Embrace Your Friends Who Can Embrace Your Diabetes
When & Where: A recent night out spent with good friends at a crowded bar with great pizza and excellent Chianti.
I test, I bolus, and indulge in pizza, the likes of which will shake my taste buds to their very core- not to mention my blood sugars. The two slices I devour are thicker than I’m comfortable with, but it’s a special occasion and I’m going to enjoy every aspect of it.
An hour goes by and the pizza’s long gone. I excuse myself, grab my bag, and go to the bathroom. I wash my hands carefully - like a Dr. prepping for surgery - removing any remnants of the pizza’s DNA. I take out a new lance (a rarity in itself) and test - 230. Not terrible. Not great, but according to my pump, no correction bolus needed. I can live with 230 for now - but can my friends?
I slink back into the dining room and take my seat at the table filled with friends - all type 3’s. I smile and join in the simultaneous conversations about El Nino and the havoc it’s brought over the winter and the pros and cons regarding Lady GaGa. For the record, I’m a fan.
I look around the table at this group of people I’ve known for years. These are people who have stood by me through thick and thin, and who have learned all about diabetes, carb counting, and potential complications on my behalf. These are the people who know that it’s easier for me to bolus for cupcakes then it is for pasta. They accept and love me unconditionally; imperfect pancreas and all, and I feel the same way about them.
Like anyone who loves me, they have their diabetes concerns and they voice them. And I understand why they worry – I worry myself.
One of my oldest friends (lets call her Ella Fitzgerald,) is sitting directly to my left asks quietly: Everything OK? You need anything?
Me: Nope, I’m fine, couldn’t be better.
Ella Fitzgerald: So, that was some pretty tasty pizza- but it had a really thick crust and I know that doesn’t always work for you. What’s your blood sugar?
Me: What was the number the last time you stepped on the scale?

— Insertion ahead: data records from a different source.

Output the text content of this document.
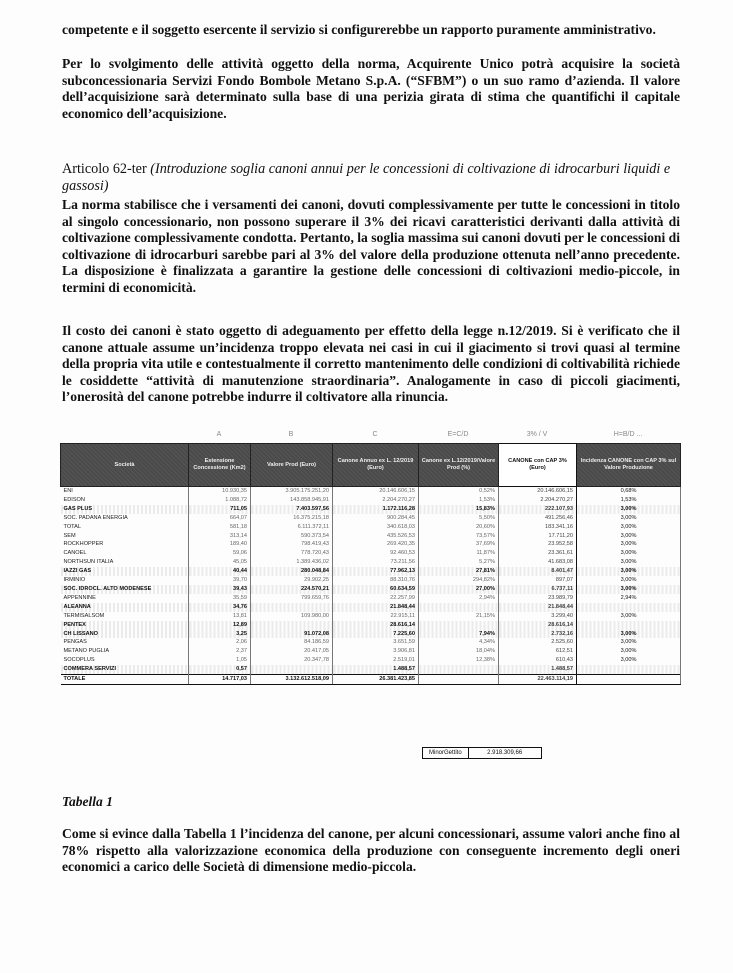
competente e il soggetto esercente il servizio si configurerebbe un rapporto puramente amministrativo.

Per lo svolgimento delle attività oggetto della norma, Acquirente Unico potrà acquisire la società subconcessionaria Servizi Fondo Bombole Metano S.p.A. (“SFBM”) o un suo ramo d’azienda. Il valore dell’acquisizione sarà determinato sulla base di una perizia girata di stima che quantifichi il capitale economico dell’acquisizione.

Articolo 62-ter (Introduzione soglia canoni annui per le concessioni di coltivazione di idrocarburi liquidi e gassosi)

La norma stabilisce che i versamenti dei canoni, dovuti complessivamente per tutte le concessioni in titolo al singolo concessionario, non possono superare il 3% dei ricavi caratteristici derivanti dalla attività di coltivazione complessivamente condotta. Pertanto, la soglia massima sui canoni dovuti per le concessioni di coltivazione di idrocarburi sarebbe pari al 3% del valore della produzione ottenuta nell’anno precedente. La disposizione è finalizzata a garantire la gestione delle concessioni di coltivazioni medio-piccole, in termini di economicità.

Il costo dei canoni è stato oggetto di adeguamento per effetto della legge n.12/2019. Si è verificato che il canone attuale assume un’incidenza troppo elevata nei casi in cui il giacimento si trovi quasi al termine della propria vita utile e contestualmente il corretto mantenimento delle condizioni di coltivabilità richiede le cosiddette “attività di manutenzione straordinaria”. Analogamente in caso di piccoli giacimenti, l’onerosità del canone potrebbe indurre il coltivatore alla rinuncia.

A	B	C	E=C/D	3% / V	H=B/D ...
Società	Estensione Concessione (Km2)	Valore Prod (Euro)	Canone Annuo ex L. 12/2019 (Euro)	Canone ex L.12/2019/Valore Prod (%)	CANONE con CAP 3% (Euro)	Incidenza CANONE con CAP 3% sul Valore Produzione
ENI	10.930,35	3.905.175.251,20	20.146.606,15	0,52%	20.146.606,15	0,68%
EDISON	1.088,72	143.858.945,91	2.204.270,27	1,53%	2.204.270,27	1,53%
GAS PLUS	711,05	7.403.597,56	1.172.116,28	15,83%	222.107,93	3,00%
SOC. PADANA ENERGIA	664,07	16.375.215,18	900.284,45	5,50%	491.256,46	3,00%
TOTAL	581,18	6.111.372,11	340.618,03	20,60%	183.341,16	3,00%
SEM	313,14	590.373,54	435.526,53	73,57%	17.711,20	3,00%
ROCKHOPPER	189,40	798.419,43	269.420,35	37,69%	23.952,58	3,00%
CANOEL	59,06	778.720,43	92.460,53	11,87%	23.361,61	3,00%
NORTHSUN ITALIA	45,05	1.389.436,02	73.211,56	5,27%	41.683,08	3,00%
IAZZI GAS	40,44	280.048,84	77.962,13	27,81%	8.401,47	3,00%
IRMINIO	39,70	29.902,25	88.310,76	294,82%	897,07	3,00%
SOC. IDROCL. ALTO MODENESE	39,43	224.570,21	60.634,59	27,00%	6.737,11	3,00%
APPENNINE	35,59	799.659,76	22.257,99	2,94%	23.989,79	2,94%
ALEANNA	34,76		21.848,44		21.848,44	
TERMISALSOM	13,81	109.980,00	22.915,11	21,15%	3.299,40	3,00%
PENTEX	12,89		28.616,14		28.616,14	
CH LISSANO	3,25	91.072,08	7.225,60	7,94%	2.732,16	3,00%
PENGAS	2,06	84.186,59	3.651,59	4,34%	2.525,60	3,00%
METANO PUGLIA	2,37	20.417,05	3.906,81	18,04%	612,51	3,00%
SOCOPLUS	1,05	20.347,78	2.519,01	12,38%	610,43	3,00%
COMMERA SERVIZI	0,57		1.488,57		1.488,57	
TOTALE	14.717,03	3.132.612.518,09	26.381.423,85		22.463.114,19	
MinorGettito	2.918.309,66

Tabella 1

Come si evince dalla Tabella 1 l’incidenza del canone, per alcuni concessionari, assume valori anche fino al 78% rispetto alla valorizzazione economica della produzione con conseguente incremento degli oneri economici a carico delle Società di dimensione medio-piccola.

Ella Fitzgerald: Come on Kel…
Me: Ella, relax. Why do you need to know?
Ella Fitzgerald: Because I’m your friend, I want to make sure your OK, and if your numbers are high, I’m going to feel like a total bitch for suggesting this place.
Me: OK, I confess- I just took my blood sugar and it was a whopping 230 an hour after eating pizza, but it’s OK El, I expected that and my insulin pump and I had a meeting and we have things under control.
Ella Fitzgerald: Crap Kel, I’m sorry! I knew we should have gone to Robert’s (another bar/restaurant) for wings instead.
Me: High blood sugars happen and this isn’t high because of the unknown, I just ate pizza. I’m not feeling guilty for indulging in two slices of pizza and a glass (or two) of red wine and neither should you - it's OK.
And then I thought about our friendship. Ella had my friend since the first day of college. She’d been there through family funerals, bad break-ups, major moves, my obsession with Seinfeld, and everything since.
Ella is the friend who always has a roll of spearmint LifeSavers in her handbag just incase I need them, and she’s never once told me not to eat something (not once) all the years we’ve been friends.
She’s taken the time to learn and go with the diabetes flow 98% of the time we’ve been friends. Was I going to fault her for the 2% freak out, or would I take a step back and take the time to understand the reason behind it?
Then she smiled and said: I’m sorry I’m acting like the Diabetes Police Kelly. I just worry sometimes. I know you’ve got a handle on things- but I can’t help it, your one of my best friends.
Me: Do you know how impressed I am that you used the term “Diabetes Police” correctly in a sentence? You’ve been hanging around with me way to long, you’ve got the D lingo down like a pro!
Look, I know you worry and I know the reasons why. And you know that if I had a problem, diabetes or otherwise, I wouldn’t hesitate to tell you. And I know you’d if you had a problem or issue, you’d come to me- or at least I hope you would.
Good friends lookout for each other, diabetes or not.